Japan's Shiga Prefectural Shigaraki Ceramic Research Institute has developed an ultralight plastic-ceramic hybrid that is lighter than wood, rivaling plastics for many weight-sensitive applications. The new material, which can float on water, is produced by mixing tiny gas-filled plastic microballoons with clay. When the mixture is fired in a kiln, the gas in the microballoons ignites and the combustion process leaves tiny pores in the ceramic.
Conventional ceramic materials weigh 2.3 times as much as an equal volume of water.
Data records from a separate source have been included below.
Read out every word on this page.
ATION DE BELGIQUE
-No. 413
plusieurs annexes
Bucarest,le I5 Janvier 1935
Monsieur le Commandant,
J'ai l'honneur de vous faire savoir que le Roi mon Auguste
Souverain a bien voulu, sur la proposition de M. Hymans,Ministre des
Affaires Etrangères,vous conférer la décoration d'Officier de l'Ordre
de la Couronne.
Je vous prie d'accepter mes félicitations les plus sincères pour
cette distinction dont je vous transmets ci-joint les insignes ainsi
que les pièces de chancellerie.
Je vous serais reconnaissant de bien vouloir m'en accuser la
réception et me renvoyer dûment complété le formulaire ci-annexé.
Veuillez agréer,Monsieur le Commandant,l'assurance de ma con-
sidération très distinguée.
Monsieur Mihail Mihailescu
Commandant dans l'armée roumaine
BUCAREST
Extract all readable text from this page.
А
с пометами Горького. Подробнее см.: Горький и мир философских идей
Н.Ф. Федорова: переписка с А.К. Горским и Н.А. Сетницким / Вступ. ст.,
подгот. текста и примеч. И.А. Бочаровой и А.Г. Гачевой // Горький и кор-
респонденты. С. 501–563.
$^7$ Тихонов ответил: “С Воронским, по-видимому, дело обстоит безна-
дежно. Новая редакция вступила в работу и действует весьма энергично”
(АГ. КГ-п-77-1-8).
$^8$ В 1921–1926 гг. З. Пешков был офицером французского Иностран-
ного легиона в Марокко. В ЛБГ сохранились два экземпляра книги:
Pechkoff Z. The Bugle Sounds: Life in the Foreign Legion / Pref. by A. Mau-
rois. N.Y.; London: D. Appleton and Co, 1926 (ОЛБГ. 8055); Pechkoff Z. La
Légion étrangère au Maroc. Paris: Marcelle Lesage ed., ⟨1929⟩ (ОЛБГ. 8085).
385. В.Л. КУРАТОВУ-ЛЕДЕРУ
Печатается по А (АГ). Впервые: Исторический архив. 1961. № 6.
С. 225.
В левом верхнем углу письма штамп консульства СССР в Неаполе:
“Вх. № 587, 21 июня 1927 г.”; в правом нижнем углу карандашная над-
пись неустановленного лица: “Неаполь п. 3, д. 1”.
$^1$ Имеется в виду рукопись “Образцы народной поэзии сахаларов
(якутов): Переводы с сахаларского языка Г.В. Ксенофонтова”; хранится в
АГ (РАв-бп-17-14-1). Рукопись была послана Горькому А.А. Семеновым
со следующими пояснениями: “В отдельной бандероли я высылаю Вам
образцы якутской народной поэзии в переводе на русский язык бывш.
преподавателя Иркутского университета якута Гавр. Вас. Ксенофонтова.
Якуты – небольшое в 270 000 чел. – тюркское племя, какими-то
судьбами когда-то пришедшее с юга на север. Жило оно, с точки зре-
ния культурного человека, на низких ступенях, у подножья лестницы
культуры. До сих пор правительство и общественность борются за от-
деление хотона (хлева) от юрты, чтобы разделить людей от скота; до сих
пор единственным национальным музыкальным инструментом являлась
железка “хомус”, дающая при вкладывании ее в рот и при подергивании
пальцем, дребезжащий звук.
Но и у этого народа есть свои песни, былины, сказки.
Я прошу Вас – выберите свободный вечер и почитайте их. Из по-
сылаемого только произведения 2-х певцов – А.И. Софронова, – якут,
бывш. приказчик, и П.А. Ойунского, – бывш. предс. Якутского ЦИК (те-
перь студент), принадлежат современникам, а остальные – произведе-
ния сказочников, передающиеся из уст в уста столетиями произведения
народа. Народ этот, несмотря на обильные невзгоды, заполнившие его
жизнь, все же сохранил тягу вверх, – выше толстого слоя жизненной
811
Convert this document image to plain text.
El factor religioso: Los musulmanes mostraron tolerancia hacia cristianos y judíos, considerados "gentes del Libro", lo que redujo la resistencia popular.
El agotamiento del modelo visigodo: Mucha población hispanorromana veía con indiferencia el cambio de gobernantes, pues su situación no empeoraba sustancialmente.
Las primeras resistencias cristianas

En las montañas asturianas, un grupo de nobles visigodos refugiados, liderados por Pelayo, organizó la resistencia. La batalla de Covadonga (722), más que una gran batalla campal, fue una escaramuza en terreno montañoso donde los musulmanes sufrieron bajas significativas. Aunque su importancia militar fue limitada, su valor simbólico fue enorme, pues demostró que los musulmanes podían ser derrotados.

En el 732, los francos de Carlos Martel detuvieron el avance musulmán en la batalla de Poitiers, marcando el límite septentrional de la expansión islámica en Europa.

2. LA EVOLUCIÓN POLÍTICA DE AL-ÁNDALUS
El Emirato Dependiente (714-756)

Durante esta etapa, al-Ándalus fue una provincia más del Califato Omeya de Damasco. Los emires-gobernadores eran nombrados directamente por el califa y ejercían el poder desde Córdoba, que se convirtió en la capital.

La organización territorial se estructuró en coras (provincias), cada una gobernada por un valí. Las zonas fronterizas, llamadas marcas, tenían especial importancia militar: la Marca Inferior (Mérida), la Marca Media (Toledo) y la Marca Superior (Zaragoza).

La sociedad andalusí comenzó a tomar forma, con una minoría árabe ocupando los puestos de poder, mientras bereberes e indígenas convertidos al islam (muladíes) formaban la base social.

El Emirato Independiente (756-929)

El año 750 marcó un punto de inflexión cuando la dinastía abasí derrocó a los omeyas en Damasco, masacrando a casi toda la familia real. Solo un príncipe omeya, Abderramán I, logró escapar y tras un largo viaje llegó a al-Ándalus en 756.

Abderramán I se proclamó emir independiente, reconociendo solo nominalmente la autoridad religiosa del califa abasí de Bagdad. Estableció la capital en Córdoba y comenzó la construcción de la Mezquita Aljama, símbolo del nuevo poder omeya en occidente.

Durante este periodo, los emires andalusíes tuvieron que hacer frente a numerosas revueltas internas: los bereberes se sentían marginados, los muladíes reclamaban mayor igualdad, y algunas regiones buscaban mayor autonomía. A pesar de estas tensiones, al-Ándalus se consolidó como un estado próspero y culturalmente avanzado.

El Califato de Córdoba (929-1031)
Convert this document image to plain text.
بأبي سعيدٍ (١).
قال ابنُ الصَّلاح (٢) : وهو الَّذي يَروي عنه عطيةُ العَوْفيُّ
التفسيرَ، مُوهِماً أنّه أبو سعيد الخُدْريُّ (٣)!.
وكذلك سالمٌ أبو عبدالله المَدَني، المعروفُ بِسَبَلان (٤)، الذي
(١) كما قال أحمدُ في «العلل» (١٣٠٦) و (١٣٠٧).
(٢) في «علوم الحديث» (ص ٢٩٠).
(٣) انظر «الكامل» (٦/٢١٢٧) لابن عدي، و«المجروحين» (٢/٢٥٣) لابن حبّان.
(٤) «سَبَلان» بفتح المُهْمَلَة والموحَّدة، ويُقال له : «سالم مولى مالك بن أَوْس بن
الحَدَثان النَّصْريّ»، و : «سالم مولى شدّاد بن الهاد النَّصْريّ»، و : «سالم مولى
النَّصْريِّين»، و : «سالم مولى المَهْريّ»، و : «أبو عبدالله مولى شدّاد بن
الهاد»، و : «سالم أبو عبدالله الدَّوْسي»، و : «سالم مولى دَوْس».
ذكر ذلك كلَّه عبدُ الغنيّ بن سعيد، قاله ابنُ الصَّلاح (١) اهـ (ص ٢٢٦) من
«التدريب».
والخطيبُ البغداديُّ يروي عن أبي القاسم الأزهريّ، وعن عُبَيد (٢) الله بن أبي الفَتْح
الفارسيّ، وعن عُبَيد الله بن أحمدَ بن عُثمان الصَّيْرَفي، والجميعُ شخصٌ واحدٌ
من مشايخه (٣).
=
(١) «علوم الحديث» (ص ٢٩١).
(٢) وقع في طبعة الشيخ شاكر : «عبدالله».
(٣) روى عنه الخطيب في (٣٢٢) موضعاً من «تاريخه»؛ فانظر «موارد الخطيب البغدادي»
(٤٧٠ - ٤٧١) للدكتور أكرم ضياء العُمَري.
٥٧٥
By adjusting the ratio of the tiny plastic spheres to clay, specific gravity of the resulting material can be lowered to as little as 0.5, half the density of water.
The Shigaraki-based research institute has applied for patents on the process, according to chief engineer Kazushi Kawasami. The microballoons are produced in Sweden by Expancel, a unit of the Nobel Group in Sweden, and are supplied by Nihon Fillite KK in Osaka, Japan.
The plastic material used is a copolymer of vinyl chloride and acrylonitrile and the gas is isobutane.
Each microballoon is 50 microns in diameter, so the tiny pores detract little from the strength of the material.
Many of the applications foreseen by the developers of the material are products that had been the exclusive domain of ceramics but now are made predominately of plastics.
Roofing tiles are an attractive application, because most Japanese homes are roofed with traditional ceramic tiles that are extremely heavy and add to earthquake damage. In the southwestern United States, where most Spanish-style roofing materials are no longer made of ceramics, the new material could reverse the trend. The same is true of flowerpots and building materials.